Lifestyles of the Rich and Thoughtless
Diaries doesn’t add up to much
BY MOLLY TEMPLETON
THE NANNY DIARIES: Written and directed by Shari Springer Belman and Robert Pulcini. Based on the novel by Emma McLaughlin and Nicola Kraus. Cinematography, Terry Stacey. Music, Mark Suozzo. Starring Scarlett Johansson, Laura Linney, Paul Giamatti, Nicholas Reese Art, Alicia Keys, Chris Evans and Donna Murphy. The Weinstein Company, 2007. PG-13. 105 minutes.
|Annie (Scarlett Johansson) and Mrs. X (Laura Linney) in The Nanny Diaries|
Miles separate the less-affluent suburbs of New Jersey and the posh Upper East Side of Manhattan — physical miles, financial miles, cultural miles. The Nanny Diaries, based on the bestselling 2002 novel by Emma McLaughlin and Nicola Kraus, is certainly aware of this, but the flighty film never makes as much of it as you might expect. Like a slightly more class-conscious version of The Devil Wears Prada, The Nanny Diaries takes a young girl out of her comfort zone and into a world of thoughtless privilege in which the lass is terribly put-upon by a cold-hearted employer who might not be quite as bad as she seems.

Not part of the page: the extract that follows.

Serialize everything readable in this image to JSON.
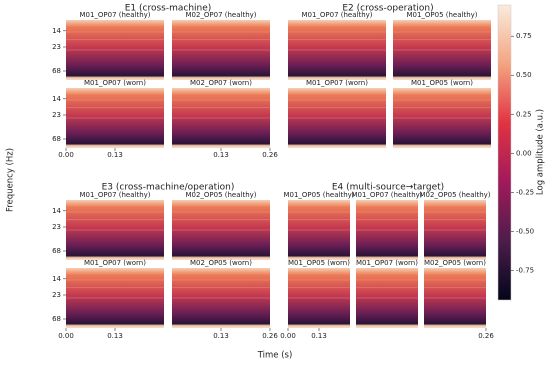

But where Prada‘s devil, Meryl Streep, might have had unusual and interesting reasons for being so steely (the sexism of the workplace, the way it takes a different kind of effort for women to remain socially relevant and in power than it does for men), Nanny‘s Mrs. X (Laura Linney) is a more familiar character: a trophy wife, caught up in fussing, fretting, plotting and bossing in desperate hope of regaining the attention of her cheating husband (Paul Giamatti, being as nasty as he wants to be). As Mrs. X imperiously makes unreasonable demands of Annie the nanny (Scarlett Johansson) and ignores her child, a glimmer of humanity shows through in Linney’s eyes — but you’ll still want to sit her down and give her a good talking-to. Which, eventually, is what beleaguered Annie does — though she does it through the lens of a “nanny cam” in a teddy bear’s eye. Whether you can stomach what comes next without at least an eye-roll or two depends, I suppose, on your ability to believe that when faced with an angry ex-employee rattling off your worst failings, you’d be inclined to take their every word as gospel as opposed to, say, at least taking a moment to get defensive.

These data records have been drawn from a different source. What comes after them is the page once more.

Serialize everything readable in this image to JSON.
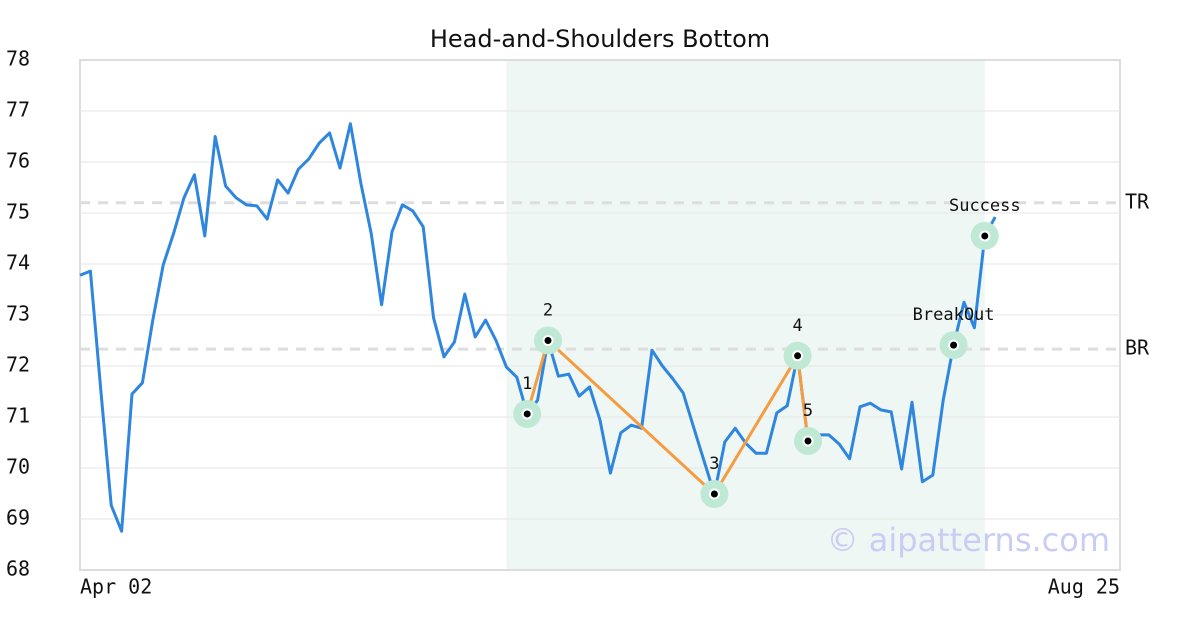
{
  "chart_data": {
    "type": "line",
    "title": "Head-and-Shoulders Bottom",
    "xlim": [
      0,
      100
    ],
    "xticks": [
      {
        "value": 0,
        "label": "Apr 02"
      },
      {
        "value": 100,
        "label": "Aug 25"
      }
    ],
    "ylim": [
      68,
      78
    ],
    "yticks": [
      68,
      69,
      70,
      71,
      72,
      73,
      74,
      75,
      76,
      77,
      78
    ],
    "grid": true,
    "highlight_range": [
      41,
      87
    ],
    "color": "#2e86de",
    "values": [
      73.78,
      73.86,
      71.53,
      69.27,
      68.76,
      71.45,
      71.67,
      72.9,
      73.98,
      74.6,
      75.3,
      75.75,
      74.55,
      76.5,
      75.53,
      75.3,
      75.16,
      75.14,
      74.88,
      75.65,
      75.39,
      75.86,
      76.06,
      76.37,
      76.57,
      75.88,
      76.75,
      75.59,
      74.6,
      73.2,
      74.63,
      75.16,
      75.04,
      74.73,
      72.94,
      72.18,
      72.47,
      73.41,
      72.57,
      72.9,
      72.5,
      71.98,
      71.78,
      71.06,
      71.33,
      72.5,
      71.8,
      71.84,
      71.41,
      71.59,
      70.94,
      69.9,
      70.69,
      70.84,
      70.78,
      72.31,
      72.0,
      71.75,
      71.47,
      70.8,
      70.14,
      69.49,
      70.51,
      70.78,
      70.49,
      70.29,
      70.29,
      71.08,
      71.22,
      72.2,
      70.53,
      70.65,
      70.65,
      70.47,
      70.18,
      71.2,
      71.27,
      71.14,
      71.1,
      69.98,
      71.29,
      69.73,
      69.86,
      71.33,
      72.41,
      73.25,
      72.75,
      74.55,
      74.92
    ],
    "pattern": {
      "color": "#f59c42",
      "labels": [
        "1",
        "2",
        "3",
        "4",
        "5"
      ],
      "x": [
        43,
        45,
        61,
        69,
        70
      ],
      "values": [
        71.06,
        72.5,
        69.49,
        72.2,
        70.53
      ]
    },
    "signals": [
      {
        "label": "BreakOut",
        "x": 84,
        "value": 72.41
      },
      {
        "label": "Success",
        "x": 87,
        "value": 74.55
      }
    ],
    "levels": [
      {
        "label": "TR",
        "value": 75.2
      },
      {
        "label": "BR",
        "value": 72.33
      }
    ],
    "watermark": "© aipatterns.com"
  }
}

As for Annie, her story comes wrapped in a hit-and-miss conceit involving the anthropology minor’s “case study” of the Upper East Side residents. From time to time, the anthropological angle almost works, but it’s tangled up with misplaced flights of fancy and an apparent unwillingness on the part of the filmmakers to have much to say about anything. The film’s initial awareness of class grows more and more awkward as it becomes clear that Annie, who narrates her case study in voiceover, is actually making a study of herself, her reactions to this strange world, her growing certainty about what she wants to be. That’s all well and good, but it runs contrary to the anthropological introduction and waters down Annie’s character. It also allows the movie to brush over some of the more interesting things a more observant Annie might have noticed — like that she herself, with her ability to quit and go back to school, has considerably more privilege than the other nannies, or that even she seems inclined to blame Mrs. X for being cruel and heartless without looking at the effect Mr. X’s thoughtlessness has on his wife and son.
Johansson does a decent job as Annie, somehow muting her beauty and her gravelly voice until she almost seems like any other coltish, uncertain 21-year-old girl. But what she’s doing in this suburban fairy tale (complete with Prince Charming) is anyone’s guess. The Nanny Diaries takes an easy, bland path to Annie’s unsurprising self-discovery, peeking at but quickly dropping some complex ideas along the way. It’s harmless, but depthless as well — an almost satire lacking either bark or bite.